İsmet Paşanın kavgası; aklın hurafe ve safsata ile; vatanseverliğin ihanetle; namus ve şerefin yalan, dolan ve talanla; ulusal çıkarların uluslar arası çıkarlarla; gerçek dindarlığın ve gerçek Tanrı sevgisinin soytarılıklarla; AKIN KARA İLE; İLMİN VE İNANCIN ŞEKİLLE ALDATMA KAVGASIDIR.
Rahmetli Adnan Menderes mi demokrasi şehidi? Hadi canım sizde! Neden Sayın Alltemur Kılıç’a rica?

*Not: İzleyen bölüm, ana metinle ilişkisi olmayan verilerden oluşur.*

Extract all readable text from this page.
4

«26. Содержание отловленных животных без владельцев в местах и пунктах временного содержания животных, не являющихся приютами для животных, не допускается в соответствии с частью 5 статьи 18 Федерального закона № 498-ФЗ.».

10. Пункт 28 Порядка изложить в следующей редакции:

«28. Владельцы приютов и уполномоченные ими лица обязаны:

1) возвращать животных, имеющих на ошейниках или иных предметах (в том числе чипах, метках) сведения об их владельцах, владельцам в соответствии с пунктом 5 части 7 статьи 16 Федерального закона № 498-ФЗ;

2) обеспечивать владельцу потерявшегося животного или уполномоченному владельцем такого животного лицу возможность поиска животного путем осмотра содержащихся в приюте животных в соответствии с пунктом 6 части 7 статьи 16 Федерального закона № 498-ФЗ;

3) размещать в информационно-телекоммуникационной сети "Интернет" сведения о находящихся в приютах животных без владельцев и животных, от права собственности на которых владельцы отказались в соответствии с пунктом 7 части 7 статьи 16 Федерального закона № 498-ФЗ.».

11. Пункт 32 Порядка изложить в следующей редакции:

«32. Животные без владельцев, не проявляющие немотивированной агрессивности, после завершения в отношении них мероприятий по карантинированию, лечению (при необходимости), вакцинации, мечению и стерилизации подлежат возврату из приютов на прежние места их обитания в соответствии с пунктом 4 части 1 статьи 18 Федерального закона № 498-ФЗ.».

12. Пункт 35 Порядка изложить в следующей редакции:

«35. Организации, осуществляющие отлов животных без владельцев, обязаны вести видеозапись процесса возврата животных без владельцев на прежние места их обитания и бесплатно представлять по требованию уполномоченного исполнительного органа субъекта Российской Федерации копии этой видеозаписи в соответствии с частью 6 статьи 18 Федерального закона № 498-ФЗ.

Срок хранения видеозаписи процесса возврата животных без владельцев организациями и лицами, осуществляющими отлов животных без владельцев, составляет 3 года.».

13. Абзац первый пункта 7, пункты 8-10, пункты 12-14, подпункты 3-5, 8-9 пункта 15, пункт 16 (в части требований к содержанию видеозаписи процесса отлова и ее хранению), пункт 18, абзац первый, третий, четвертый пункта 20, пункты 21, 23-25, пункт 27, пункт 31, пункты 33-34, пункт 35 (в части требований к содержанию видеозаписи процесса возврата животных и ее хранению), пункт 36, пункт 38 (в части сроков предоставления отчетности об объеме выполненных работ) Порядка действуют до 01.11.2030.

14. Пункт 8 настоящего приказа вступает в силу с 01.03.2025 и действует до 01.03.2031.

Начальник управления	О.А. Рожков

Kılıç Ali’nin küçük oğlu Sayın Alltemur kılıç, Amerika Birleşik Devletlerinden döndükten sonra; çok genç yaşında olduğu halde, Anadolu Ajansı Umum Müdürlüğüne getirilmişti ve bu nedenle de 27 Mayıs 1960 tarihinde gözaltına alınarak kara Harp okuluna getirilmişti. Kendisine:
Adnan Menderes’in yanına çok sık çıkardınız; neden bu durumları anlatmadınız? Diye bir soru sorduğumda, aynen bana şunları söylemişti:
“Başvekil Adnan menderes’e son uygulamalarının halkımızda tepki yarattığını söylediğimde; ban:”Sen, Amerika’daymış gibi düşünüyorsun. Bir çift çizme al, sana bir Jeep tahsis edeyim tüm Anadolu’yu gez ve yanlış düşündüğünü anla!”Dedi ve bir öykü anlattı:”Çok fakir ve aç bir Anadolu köylüsü İstanbul’a gelir ve haftalarca bekletildikten sonra, Sadrazam Paşanın huzuruna alınır. Koltuğunda uyuklayan Sadrazam, gözlerini açarak:
“Hey! Sen ne istersin?” diye sorar. Yerlere kadar temennahta bulunan ol fakir köylümüz:
“Devletlü Sadrazam Paşa Hazretleri, aç ve sefilim, iş ve aş isterim!” Der.”Yaa!” Diyen Sadrazam Afyonun etkisiyle uyuyakalır. Biraz sonra gözlerini açar ve aynı soruyu sorarak, aynı cevabı alır. Onbirinci sefer:
“Bre Daltaban sen ne istersin?”Dediğinde; tepesi atan Köylümüz, hiddetle ve şiddetle:
“Sadrazam Paşa Hazretleri Ananızı Şapmaya geldim!” Der, demez; Paşa Hazretleri hiddetle Yaa! Der ve uyuya kalır.”Ne yaptınız? Başınızı belaya soktunuz!” Diyen görevlilere de:
“Ağalar, korkmayınız ve telaşa düşmeyiniz: Sadrazam Paşa Hazretleri bunu da unutur!”Der. Halkımız bu Sadrazama benzer, her şeyi hemen unutur!”Sevsinler Demokrasi yalanlarını.